Tuesday 15 March 2016

Yuk Peduli Pada Produk Lokal

Meskipun banyak kebijakan Kementerian Perdagangan yang tidak saya setujui, namun kali ini saya setuju dengan pandangan mengenai penjualan barang impor super murah sebagaimana yang ditampilkan di www.detik.com berikut:


Di pasar-pasar pinggir jalan maupun pasar dadakan, kerap ditemukan barang-barang dengan harga terbilang sangat miring.

Umumnya, barang-barang tersebut dijual dalam satu paket seharga Rp 10.000, dengan isi 3 macam barang. Beberapa barang tersebut disinyalir berasal dari impor ilegal.

Kementerian Perdagangan (Kemendag) meminta masyarakat tidak membeli barang-barang dengan harga tak masuk akal tersebut.
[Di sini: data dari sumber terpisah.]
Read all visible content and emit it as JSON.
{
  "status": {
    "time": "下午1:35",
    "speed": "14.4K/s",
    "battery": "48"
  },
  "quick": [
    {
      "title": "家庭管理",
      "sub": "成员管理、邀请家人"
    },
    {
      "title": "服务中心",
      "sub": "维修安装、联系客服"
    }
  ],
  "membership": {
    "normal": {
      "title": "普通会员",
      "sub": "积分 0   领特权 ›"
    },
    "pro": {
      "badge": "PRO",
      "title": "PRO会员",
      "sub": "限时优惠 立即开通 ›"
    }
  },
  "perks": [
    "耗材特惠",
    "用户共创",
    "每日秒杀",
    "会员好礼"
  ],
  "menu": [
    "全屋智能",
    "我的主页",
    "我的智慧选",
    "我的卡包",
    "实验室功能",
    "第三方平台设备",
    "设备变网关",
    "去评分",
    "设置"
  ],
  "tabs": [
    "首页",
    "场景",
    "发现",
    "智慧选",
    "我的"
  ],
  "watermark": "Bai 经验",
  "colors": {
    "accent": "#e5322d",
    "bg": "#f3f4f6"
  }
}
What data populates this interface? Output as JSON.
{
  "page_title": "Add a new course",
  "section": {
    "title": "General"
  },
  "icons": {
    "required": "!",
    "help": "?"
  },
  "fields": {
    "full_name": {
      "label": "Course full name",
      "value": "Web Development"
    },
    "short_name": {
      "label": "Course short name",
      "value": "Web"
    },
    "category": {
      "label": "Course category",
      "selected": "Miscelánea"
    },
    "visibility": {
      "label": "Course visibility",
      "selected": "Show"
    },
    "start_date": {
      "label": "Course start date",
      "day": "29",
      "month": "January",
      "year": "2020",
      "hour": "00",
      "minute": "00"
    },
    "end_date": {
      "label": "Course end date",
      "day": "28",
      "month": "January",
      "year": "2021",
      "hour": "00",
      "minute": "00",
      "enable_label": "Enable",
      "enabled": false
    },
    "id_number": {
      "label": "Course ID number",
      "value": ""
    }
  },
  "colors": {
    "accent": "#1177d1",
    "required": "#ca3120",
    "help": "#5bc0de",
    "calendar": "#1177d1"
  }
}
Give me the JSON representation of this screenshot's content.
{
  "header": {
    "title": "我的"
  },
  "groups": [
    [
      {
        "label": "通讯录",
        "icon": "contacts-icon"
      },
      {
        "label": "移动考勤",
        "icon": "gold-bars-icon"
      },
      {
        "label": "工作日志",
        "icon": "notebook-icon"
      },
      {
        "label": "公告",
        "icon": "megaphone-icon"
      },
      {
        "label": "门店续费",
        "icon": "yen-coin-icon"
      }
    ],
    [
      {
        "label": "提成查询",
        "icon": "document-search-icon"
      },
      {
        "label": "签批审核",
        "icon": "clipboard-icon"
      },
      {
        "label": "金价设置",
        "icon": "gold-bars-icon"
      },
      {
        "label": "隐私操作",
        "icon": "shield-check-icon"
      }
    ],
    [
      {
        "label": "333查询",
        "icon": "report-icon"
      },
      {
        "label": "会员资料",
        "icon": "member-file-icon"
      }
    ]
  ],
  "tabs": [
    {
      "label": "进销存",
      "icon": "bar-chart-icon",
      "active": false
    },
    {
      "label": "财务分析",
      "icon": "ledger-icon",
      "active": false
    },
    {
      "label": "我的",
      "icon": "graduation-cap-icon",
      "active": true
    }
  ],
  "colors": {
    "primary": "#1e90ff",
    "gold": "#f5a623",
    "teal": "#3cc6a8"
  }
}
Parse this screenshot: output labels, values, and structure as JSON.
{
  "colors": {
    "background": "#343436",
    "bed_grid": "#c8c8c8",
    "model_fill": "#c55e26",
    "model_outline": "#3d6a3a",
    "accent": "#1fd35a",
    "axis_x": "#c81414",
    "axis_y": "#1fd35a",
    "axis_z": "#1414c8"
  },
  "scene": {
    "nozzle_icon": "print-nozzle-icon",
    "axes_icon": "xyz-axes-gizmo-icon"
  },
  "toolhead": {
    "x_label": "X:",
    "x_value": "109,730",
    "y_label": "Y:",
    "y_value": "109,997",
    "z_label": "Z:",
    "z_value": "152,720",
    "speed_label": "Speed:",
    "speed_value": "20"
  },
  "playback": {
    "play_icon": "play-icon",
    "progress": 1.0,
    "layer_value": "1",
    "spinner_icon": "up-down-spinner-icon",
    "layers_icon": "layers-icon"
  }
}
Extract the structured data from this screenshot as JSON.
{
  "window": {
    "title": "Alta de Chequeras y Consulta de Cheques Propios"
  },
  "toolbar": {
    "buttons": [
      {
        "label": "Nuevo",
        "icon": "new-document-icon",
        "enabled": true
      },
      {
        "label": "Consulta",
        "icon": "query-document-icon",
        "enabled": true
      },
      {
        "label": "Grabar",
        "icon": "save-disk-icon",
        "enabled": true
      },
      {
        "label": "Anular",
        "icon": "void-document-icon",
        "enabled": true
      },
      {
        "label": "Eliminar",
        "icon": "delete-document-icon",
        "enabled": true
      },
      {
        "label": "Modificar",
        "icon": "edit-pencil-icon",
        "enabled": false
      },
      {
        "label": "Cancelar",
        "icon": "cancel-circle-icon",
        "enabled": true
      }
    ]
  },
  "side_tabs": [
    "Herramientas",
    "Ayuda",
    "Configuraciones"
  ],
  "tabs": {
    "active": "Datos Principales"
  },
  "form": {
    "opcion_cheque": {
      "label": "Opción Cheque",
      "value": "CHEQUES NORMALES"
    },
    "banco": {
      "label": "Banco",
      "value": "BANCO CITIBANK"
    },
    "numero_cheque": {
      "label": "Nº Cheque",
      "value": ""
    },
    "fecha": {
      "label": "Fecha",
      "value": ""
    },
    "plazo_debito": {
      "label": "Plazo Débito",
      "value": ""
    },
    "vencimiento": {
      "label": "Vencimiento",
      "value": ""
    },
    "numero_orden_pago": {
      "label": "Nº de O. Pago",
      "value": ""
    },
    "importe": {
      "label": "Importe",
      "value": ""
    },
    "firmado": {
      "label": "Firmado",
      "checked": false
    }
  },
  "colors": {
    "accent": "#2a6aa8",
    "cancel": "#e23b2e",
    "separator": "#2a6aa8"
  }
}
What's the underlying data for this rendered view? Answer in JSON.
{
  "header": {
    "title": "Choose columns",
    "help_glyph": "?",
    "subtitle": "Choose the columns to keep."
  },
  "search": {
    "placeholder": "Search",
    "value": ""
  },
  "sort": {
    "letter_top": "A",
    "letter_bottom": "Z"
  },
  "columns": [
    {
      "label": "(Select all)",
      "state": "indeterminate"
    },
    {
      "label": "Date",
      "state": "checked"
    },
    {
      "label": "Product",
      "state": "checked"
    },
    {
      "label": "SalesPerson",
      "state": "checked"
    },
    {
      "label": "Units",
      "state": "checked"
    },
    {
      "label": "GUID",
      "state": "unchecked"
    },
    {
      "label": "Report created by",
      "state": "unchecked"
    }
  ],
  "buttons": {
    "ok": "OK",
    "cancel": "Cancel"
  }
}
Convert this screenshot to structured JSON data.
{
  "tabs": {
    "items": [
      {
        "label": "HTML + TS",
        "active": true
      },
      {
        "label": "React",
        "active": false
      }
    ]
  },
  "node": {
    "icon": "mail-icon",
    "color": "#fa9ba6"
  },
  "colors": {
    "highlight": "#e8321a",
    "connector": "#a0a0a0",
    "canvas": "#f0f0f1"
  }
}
Selain sebagai cara efektif mengurangi barang impor, termasuk impor ilegal, hal itu juga dilakukan guna menghidupkan industri dalam negeri.

"Orang di pinggir jalan jual 3 barang kok hanya Rp 10.000. Berarti pedagang itu kulakan dari distributor harganya Rp 8.000, distributor belinya lagi dari mana importir Rp 6.000, importir belinya lagi dari produsen Rp 4.000," ungkap Dirjen Standarisasi dan Perlindungan Konsumen Kemendag, Widodo, ditemui di kantornya, Jalan Ridwan Rais, Jakarta, Selasa (15/3/2016).

"Pertanyaannya, mana mungkin produsen di Indonesia bisa produksi 3 barang harganya hanya Rp 4.000? Artinya sudah pasti impor. Kalau saya lebih baik beli persatu produk harganya Rp 20.000 tapi diproduksi dalam negeri dengan kualitas bagus," tambahnya.

Terlepas barang tersebut ilegal atau bukan, Dia meminta masyarakat membeli barang buatan dalam negeri.

"Kalau Anda beli dalam negeri, itu menghidupkan industri dalam negeri, kalau hidup otomatis dia serap tenaga kerja. Siapa yang menikmati, ya anak-anak cucu kita," tuturnya.

Widodo menjelaskan, meski beberapa barang dengan harga tak masuk akal tersebut bisa jadi barang selundupan, pihaknya tak bisa begitu saja melakukan penertiban.

"Ada ancaman (penjara) 5 tahun atau denda Rp 2 miliar. Tapi itu kan yang jual PKL (pedagang kaki lima) atau masuk usaha mikro. Namanya juga tidak izin, jadi sulit. Nah, kita tertibkan , kaitannya dengan SNI kita bisa menyidik, tapi yang dijual kan obeng atau kuas, tidak perlu SNI itu, jadi bukan kita," tutupnya.